Mientras el ascensor subía, Pilar se zarandeó los pechos para colocarlos en la posición de simetría, que ella imaginó se habían escorado a la derecha, y se ajustó la parte baja del vestido, haciendo resbalar un par de veces sus manos desde sus caderas y hasta donde sus manos alcanzaban a lo largo de sus piernas. Cuando el ascensor se detuvo, Pilar sintió arrepentirse de lo que estaba haciendo, y a punto estuvo de pulsar el botón que la llevara de nuevo abajo. No lo hizo, respiró hondo, y salió muy decidida, quizá por la inercia de los pasos irreversibles y heroicos.

En el pasillo se cruzó con dos desconocidos que salían de la Redacción. Salían hablando, y al apercibirse de su presencia, sus mentes desconectaron el movimiento de sus bocas, que quedaron abiertas en dos muecas diferentes e igualmente ridículas. Eran dos hombres que sobrepasaban los cincuenta años de cualquier almanaque, menos el que ellos se figuraban, sin años, seguramente. Pilar miró al frente, segura de que el pasillo quedaría expedito a su paso. Y así fue, ya que antes de que llegara a la altura de ellos, estos se apartaron a sendos lados del pasillo pegando sus espaldas contra la pared, como si por allí estuviese pasado un tren (Pilar estaba como un tren, la verdad sea dicha). No dijeron nada, se limitaron a decirlo todo con la vista y   un aumento del ritmo cardiaco.
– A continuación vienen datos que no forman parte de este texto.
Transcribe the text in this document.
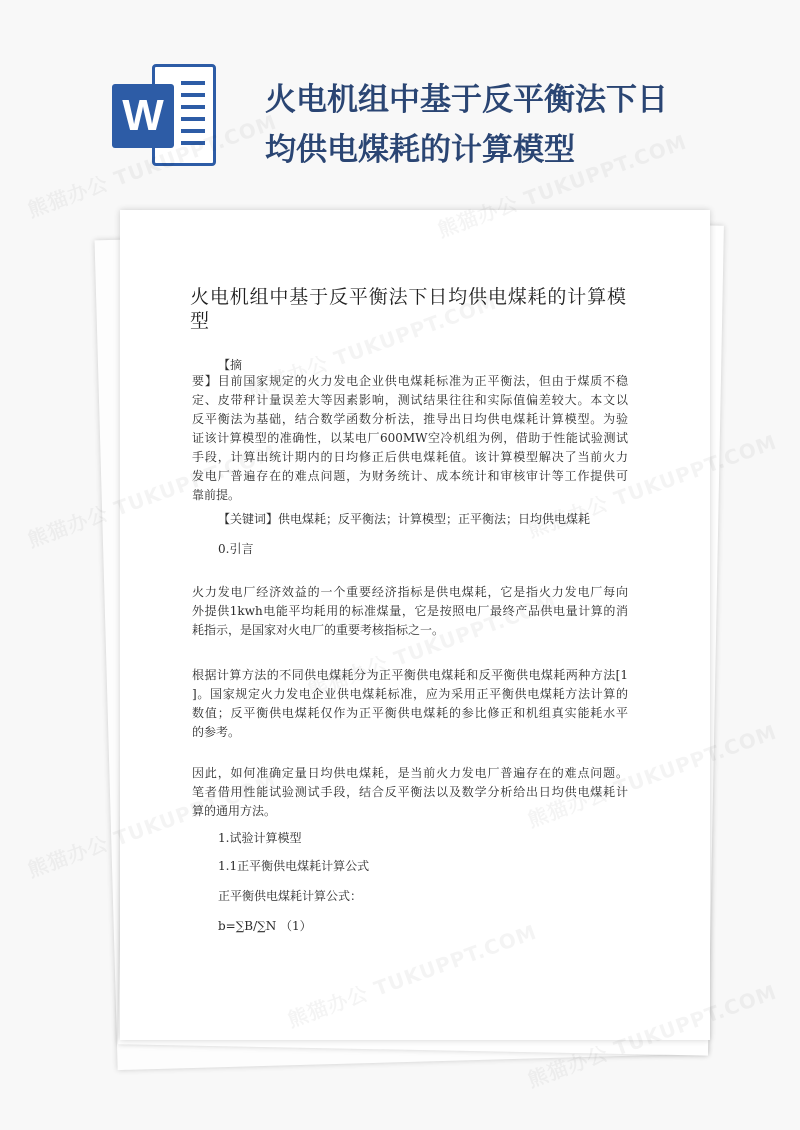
W	火电机组中基于反平衡法下日
均供电煤耗的计算模型
火电机组中基于反平衡法下日均供电煤耗的计算模
型
【摘
要】目前国家规定的火力发电企业供电煤耗标准为正平衡法，但由于煤质不稳
定、皮带秤计量误差大等因素影响，测试结果往往和实际值偏差较大。本文以
反平衡法为基础，结合数学函数分析法，推导出日均供电煤耗计算模型。为验
证该计算模型的准确性，以某电厂600MW空冷机组为例，借助于性能试验测试
手段，计算出统计期内的日均修正后供电煤耗值。该计算模型解决了当前火力
发电厂普遍存在的难点问题，为财务统计、成本统计和审核审计等工作提供可
靠前提。
【关键词】供电煤耗；反平衡法；计算模型；正平衡法；日均供电煤耗
0.引言
火力发电厂经济效益的一个重要经济指标是供电煤耗，它是指火力发电厂每向
外提供1kwh电能平均耗用的标准煤量，它是按照电厂最终产品供电量计算的消
耗指示，是国家对火电厂的重要考核指标之一。
根据计算方法的不同供电煤耗分为正平衡供电煤耗和反平衡供电煤耗两种方法[1
]。国家规定火力发电企业供电煤耗标准，应为采用正平衡供电煤耗方法计算的
数值；反平衡供电煤耗仅作为正平衡供电煤耗的参比修正和机组真实能耗水平
的参考。
因此，如何准确定量日均供电煤耗，是当前火力发电厂普遍存在的难点问题。
笔者借用性能试验测试手段，结合反平衡法以及数学分析给出日均供电煤耗计
算的通用方法。
1.试验计算模型
1.1正平衡供电煤耗计算公式
正平衡供电煤耗计算公式：
b=∑B/∑N （1）
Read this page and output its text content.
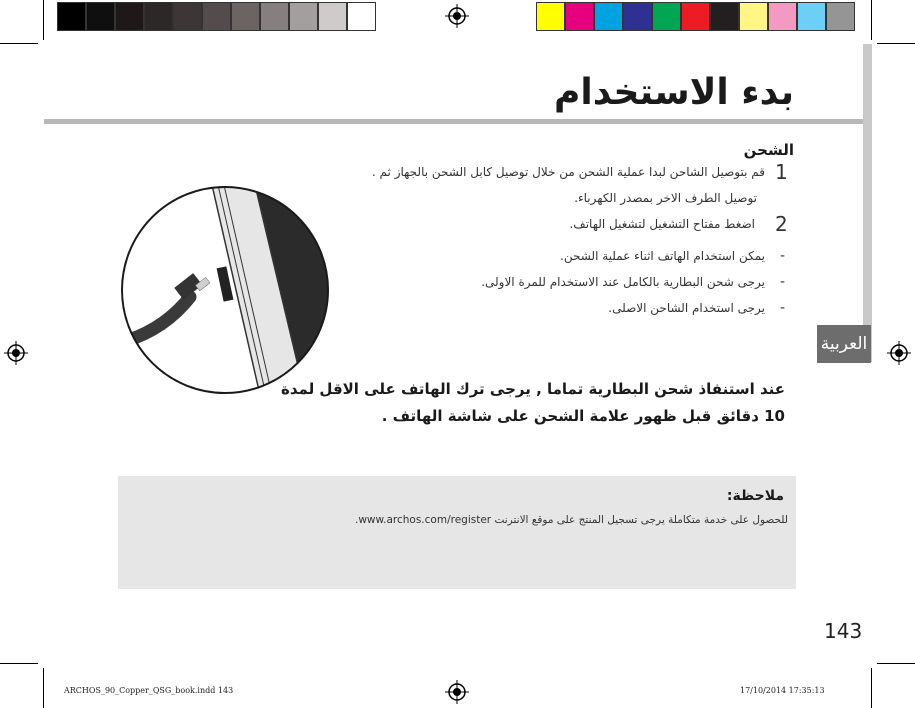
العربية
بدء الاستخدام
الشحن
1
قم بتوصيل الشاحن لبدا عملية الشحن من خلال توصيل كابل الشحن بالجهاز ثم .
توصيل الطرف الاخر بمصدر الكهرباء.
2
اضغط مفتاح التشغيل لتشغيل الهاتف.
-
يمكن استخدام الهاتف اثناء عملية الشحن.
-
يرجى شحن البطارية بالكامل عند الاستخدام للمرة الاولى.
-
يرجى استخدام الشاحن الاصلى.
عند استنفاذ شحن البطارية تماما , يرجى ترك الهاتف على الاقل لمدة
10 دقائق قبل ظهور علامة الشحن على شاشة الهاتف .
ملاحظة:
للحصول على خدمة متكاملة يرجى تسجيل المنتج على موقع الانترنت www.archos.com/register.
143
ARCHOS_90_Copper_QSG_book.indd 143	17/10/2014 17:35:13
Pilar les sonrió, sin agradecer con palabras aquel cumplido de dejarle la preferencia del camino. Se volvió a mirar los despojos, y los dos hombres continuaban allí,  estáticos, estúpidos, con sus ojos dilatados, y no sé si babeando. Pilar les sonrió de nuevo para imprimirles el último empujón que precipitara su caída, pero ya no pudo saber lo que les hizo hacer a continuación sus mentes turbadas. Abrió la puerta y observó el campo. Todos y todas estaban ocupados en sus respectivos asuntos, y una puerta que se abría nunca interrumpía su atención ni la posición de sus cuerpos. Pilar se dirigió a su mesa, y como siempre hacía cada mañana al llegar, pronunció las mismas palabras:

—¡Buenos días, chicos!

Y el efecto dómino se produjo: como si una corriente los fuera conectando uno a uno, y no una alarma cualquiera que pone a todo el mundo sobre aviso, todos, uno tras el otro, fueron levantando la vista de sus faenas —algunos que estaban de espalda, volviéndose—, y en sus rostros se dibujaban las más variadas formas de expresión: Pilar detectó en todos una primera sensación de desconcierto, luego una de incredulidad, luego otra de asombro, luego un preguntarse qué era aquello y para qué, o por qué,  y todo, sucesivo o mezclado, en un espeso silencio que alguien, al fin, rompió con una exclamación que, por  la entonación, la convertía en la expresión por lo inesperado:

—¡Piilaar!

—¿Qué pasa, chico? ¿Has visto un fantasma? —preguntó Pilar sonriendo y sin detenerse en el camino a su puesto de trabajo.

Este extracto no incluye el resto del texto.